Since 2020, Salem’s public school district has made strides in ensuring that 4-year-olds in the city have access to equal preschool options before they enter kindergarten.
Thanks to state grant programs, Salem has partnered with five privately-run child care centers, been able to subsidize some tuition for those centers, and implemented a shared pre-K curriculum with those centers to ensure that children are getting the same, quality education.
But, even with the partnerships, the city doesn’t have enough seats to meet the demand for preschool. The slots within the public school district are allocated by a lottery system, leaving some children on a waiting list and many families to pay full preschool tuition.

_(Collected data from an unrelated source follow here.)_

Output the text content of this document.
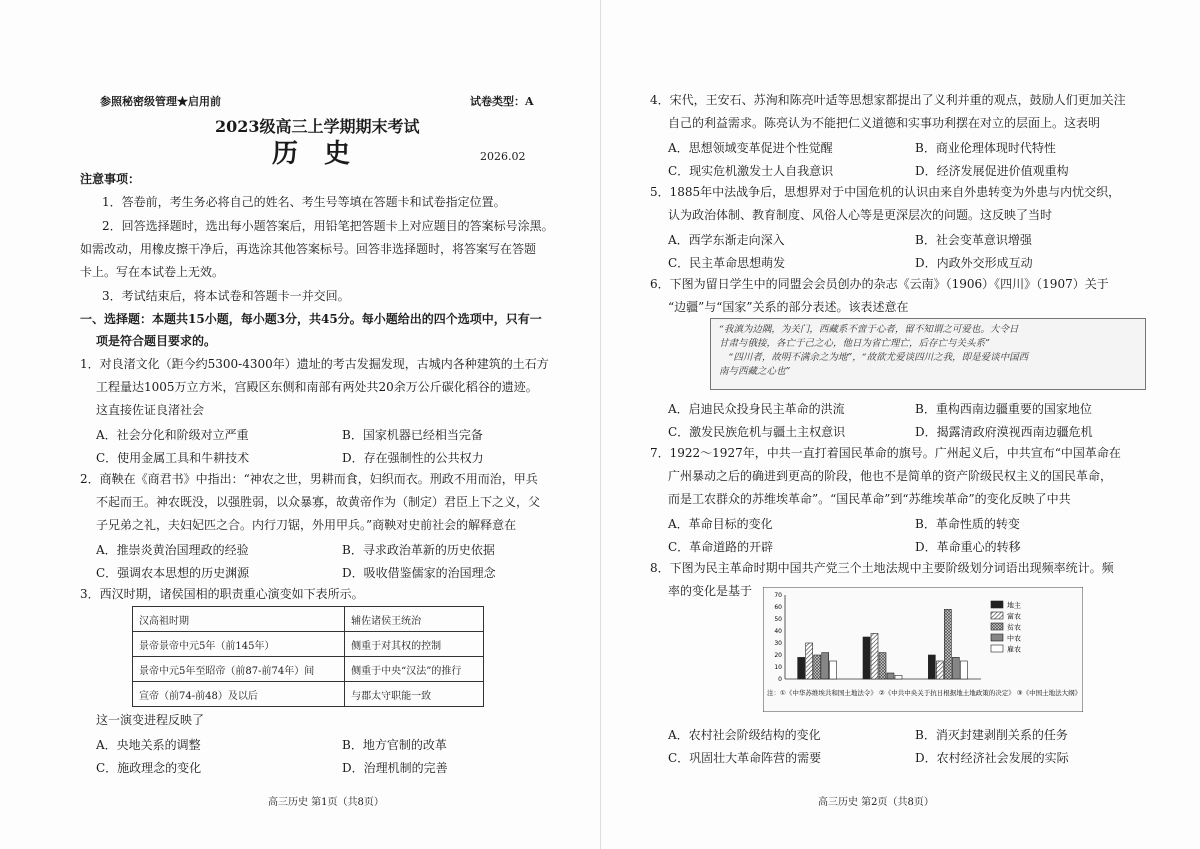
参照秘密级管理★启用前	试卷类型：A
2023级高三上学期期末考试
历　史	2026.02
注意事项：
1．答卷前，考生务必将自己的姓名、考生号等填在答题卡和试卷指定位置。
2．回答选择题时，选出每小题答案后，用铅笔把答题卡上对应题目的答案标号涂黑。
如需改动，用橡皮擦干净后，再选涂其他答案标号。回答非选择题时，将答案写在答题
卡上。写在本试卷上无效。
3．考试结束后，将本试卷和答题卡一并交回。
一、选择题：本题共15小题，每小题3分，共45分。每小题给出的四个选项中，只有一
项是符合题目要求的。
1．对良渚文化（距今约5300-4300年）遗址的考古发掘发现，古城内各种建筑的土石方
工程量达1005万立方米，宫殿区东侧和南部有两处共20余万公斤碳化稻谷的遗迹。
这直接佐证良渚社会
A．社会分化和阶级对立严重	B．国家机器已经相当完备
C．使用金属工具和牛耕技术	D．存在强制性的公共权力
2．商鞅在《商君书》中指出：“神农之世，男耕而食，妇织而衣。刑政不用而治，甲兵
不起而王。神农既没，以强胜弱，以众暴寡，故黄帝作为（制定）君臣上下之义，父
子兄弟之礼，夫妇妃匹之合。内行刀锯，外用甲兵。”商鞅对史前社会的解释意在
A．推崇炎黄治国理政的经验	B．寻求政治革新的历史依据
C．强调农本思想的历史渊源	D．吸收借鉴儒家的治国理念
3．西汉时期，诸侯国相的职责重心演变如下表所示。
汉高祖时期	辅佐诸侯王统治
景帝景帝中元5年（前145年）	侧重于对其权的控制
景帝中元5年至昭帝（前87-前74年）间	侧重于中央“汉法”的推行
宣帝（前74-前48）及以后	与郡太守职能一致
这一演变进程反映了
A．央地关系的调整	B．地方官制的改革
C．施政理念的变化	D．治理机制的完善
高三历史 第1页（共8页）
4．宋代，王安石、苏洵和陈亮叶适等思想家都提出了义利并重的观点，鼓励人们更加关注
自己的利益需求。陈亮认为不能把仁义道德和实事功利摆在对立的层面上。这表明
A．思想领域变革促进个性觉醒	B．商业伦理体现时代特性
C．现实危机激发士人自我意识	D．经济发展促进价值观重构
5．1885年中法战争后，思想界对于中国危机的认识由来自外患转变为外患与内忧交织，
认为政治体制、教育制度、风俗人心等是更深层次的问题。这反映了当时
A．西学东渐走向深入	B．社会变革意识增强
C．民主革命思想萌发	D．内政外交形成互动
6．下图为留日学生中的同盟会会员创办的杂志《云南》（1906）《四川》（1907）关于
“边疆”与“国家”关系的部分表述。该表述意在
“我滇为边隅，为关门，西藏系不啻于心者，留不知谓之可爱也。大令日
甘肃与俄接，各亡于己之心，他日为省亡理亡，后存亡与关头系”
　“四川者，故明不满余之为地”，“故欲尤爱谈四川之我，即是爱谈中国西
南与西藏之心也”
A．启迪民众投身民主革命的洪流	B．重构西南边疆重要的国家地位
C．激发民族危机与疆土主权意识	D．揭露清政府漠视西南边疆危机
7．1922～1927年，中共一直打着国民革命的旗号。广州起义后，中共宣布“中国革命在
广州暴动之后的确进到更高的阶段，他也不是简单的资产阶级民权主义的国民革命，
而是工农群众的苏维埃革命”。“国民革命”到“苏维埃革命”的变化反映了中共
A．革命目标的变化	B．革命性质的转变
C．革命道路的开辟	D．革命重心的转移
8．下图为民主革命时期中国共产党三个土地法规中主要阶级划分词语出现频率统计。频
率的变化是基于	70
60
50
40
30
20
10
0
地主
富农
贫农
中农
雇农
注：①《中华苏维埃共和国土地法令》 ②《中共中央关于抗日根据地土地政策的决定》 ③《中国土地法大纲》
A．农村社会阶级结构的变化	B．消灭封建剥削关系的任务
C．巩固壮大革命阵营的需要	D．农村经济社会发展的实际
高三历史 第2页（共8页）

Establishing universal pre-K for children in Gateway cities has been a priority of Gov. Maura Healey’s since she announced the “Gateway to Pre-K” initiative in January 2024. At the center of the proposal was a lofty goal: By the end of 2026, every family of a 4-year-old in the state’s 26 Gateway Cities will have the opportunity – at low or no cost – to enroll their child in a preschool program that prepares them for kindergarten.

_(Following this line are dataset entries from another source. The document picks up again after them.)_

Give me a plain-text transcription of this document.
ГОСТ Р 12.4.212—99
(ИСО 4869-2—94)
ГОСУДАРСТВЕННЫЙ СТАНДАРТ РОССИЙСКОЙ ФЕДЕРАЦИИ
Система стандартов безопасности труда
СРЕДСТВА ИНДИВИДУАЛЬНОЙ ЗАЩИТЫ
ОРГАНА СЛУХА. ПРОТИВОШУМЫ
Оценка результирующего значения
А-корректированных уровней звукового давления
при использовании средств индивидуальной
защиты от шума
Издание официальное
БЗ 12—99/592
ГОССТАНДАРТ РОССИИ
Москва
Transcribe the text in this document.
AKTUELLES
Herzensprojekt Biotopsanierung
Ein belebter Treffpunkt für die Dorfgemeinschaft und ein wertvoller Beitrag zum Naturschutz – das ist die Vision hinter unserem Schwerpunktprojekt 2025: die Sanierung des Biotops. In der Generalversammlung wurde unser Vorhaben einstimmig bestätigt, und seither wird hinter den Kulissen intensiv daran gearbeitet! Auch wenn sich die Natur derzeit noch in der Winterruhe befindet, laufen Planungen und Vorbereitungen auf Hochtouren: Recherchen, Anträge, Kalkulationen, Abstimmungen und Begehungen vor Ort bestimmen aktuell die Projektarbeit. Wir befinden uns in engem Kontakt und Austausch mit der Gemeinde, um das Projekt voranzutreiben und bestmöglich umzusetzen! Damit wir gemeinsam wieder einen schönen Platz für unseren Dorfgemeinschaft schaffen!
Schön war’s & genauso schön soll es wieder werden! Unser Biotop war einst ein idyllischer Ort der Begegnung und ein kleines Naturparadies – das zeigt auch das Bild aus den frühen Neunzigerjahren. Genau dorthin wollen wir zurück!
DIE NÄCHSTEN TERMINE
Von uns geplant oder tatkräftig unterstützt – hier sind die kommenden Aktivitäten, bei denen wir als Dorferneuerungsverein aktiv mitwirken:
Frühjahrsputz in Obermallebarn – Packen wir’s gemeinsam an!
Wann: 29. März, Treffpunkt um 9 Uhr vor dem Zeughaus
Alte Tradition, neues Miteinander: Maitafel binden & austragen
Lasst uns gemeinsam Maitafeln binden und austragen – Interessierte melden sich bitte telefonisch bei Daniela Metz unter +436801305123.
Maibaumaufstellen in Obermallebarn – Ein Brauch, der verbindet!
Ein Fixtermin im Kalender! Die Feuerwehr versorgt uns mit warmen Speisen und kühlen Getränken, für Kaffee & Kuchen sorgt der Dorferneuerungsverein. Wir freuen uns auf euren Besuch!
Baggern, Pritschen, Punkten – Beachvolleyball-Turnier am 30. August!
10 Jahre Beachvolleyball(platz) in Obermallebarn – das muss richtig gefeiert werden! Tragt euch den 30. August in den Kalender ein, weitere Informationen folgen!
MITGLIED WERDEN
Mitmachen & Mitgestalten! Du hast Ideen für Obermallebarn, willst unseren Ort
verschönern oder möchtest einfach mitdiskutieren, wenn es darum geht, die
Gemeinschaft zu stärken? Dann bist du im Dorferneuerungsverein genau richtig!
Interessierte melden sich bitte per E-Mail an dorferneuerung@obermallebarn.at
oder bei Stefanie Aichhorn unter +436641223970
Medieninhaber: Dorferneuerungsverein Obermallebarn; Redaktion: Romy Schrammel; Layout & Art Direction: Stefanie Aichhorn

The legislature has so far allocated about $60 million for the Commonwealth Preschool Partnership Initiative (CPPI), the main state grant program through which universal pre-K expansion is funded. Healey’s fiscal 2027 budget asks for another $32 million for CPPI with a “pledge to achieve universal pre-kindergarten funding in all Gateway Cities this year.” But seven of the 26 cities have not applied for funds through the CPPI program. And, child care providers in cities that are participating say that while CPPI funding can be used for tuition relief, it does not cover every child fully. At the same time, other state programs – like Child Care Financial Assistance, which offers subsidies based on income level and family size – are struggling to serve all eligible families.

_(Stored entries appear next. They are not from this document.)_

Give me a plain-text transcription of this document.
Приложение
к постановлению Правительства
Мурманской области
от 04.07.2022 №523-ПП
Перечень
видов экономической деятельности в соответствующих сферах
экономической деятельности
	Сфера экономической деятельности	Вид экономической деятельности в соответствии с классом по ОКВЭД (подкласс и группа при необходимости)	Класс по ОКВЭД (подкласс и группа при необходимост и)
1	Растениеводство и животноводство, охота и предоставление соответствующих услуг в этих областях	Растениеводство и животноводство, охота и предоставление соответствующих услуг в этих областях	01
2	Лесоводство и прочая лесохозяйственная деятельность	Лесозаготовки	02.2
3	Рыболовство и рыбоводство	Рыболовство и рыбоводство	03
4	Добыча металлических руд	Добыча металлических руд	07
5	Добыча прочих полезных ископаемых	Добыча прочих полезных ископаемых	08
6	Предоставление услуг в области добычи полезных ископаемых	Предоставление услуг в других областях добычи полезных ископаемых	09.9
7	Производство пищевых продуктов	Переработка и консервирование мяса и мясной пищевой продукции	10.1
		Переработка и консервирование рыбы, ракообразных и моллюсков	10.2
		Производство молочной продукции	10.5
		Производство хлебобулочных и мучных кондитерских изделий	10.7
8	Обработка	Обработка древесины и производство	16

“There are many families that are paying … tuition because the CPPI grant money doesn’t have that full reach,” assistant superintendent of Salem Public Schools Kate Carbone said. “We target the resources from the grant to the families with the highest need, but the funds don’t take care of everybody.”
Early education advocates like Amy O’Leary, executive director of the nonprofit Strategies for Children, agree.
“Do we have enough money right now in the system to fully fund spaces for every 4-year-old in every Gateway City? We’re not there yet,” O’Leary said. “But the approach that we’re taking I think is our best shot at figuring that out.”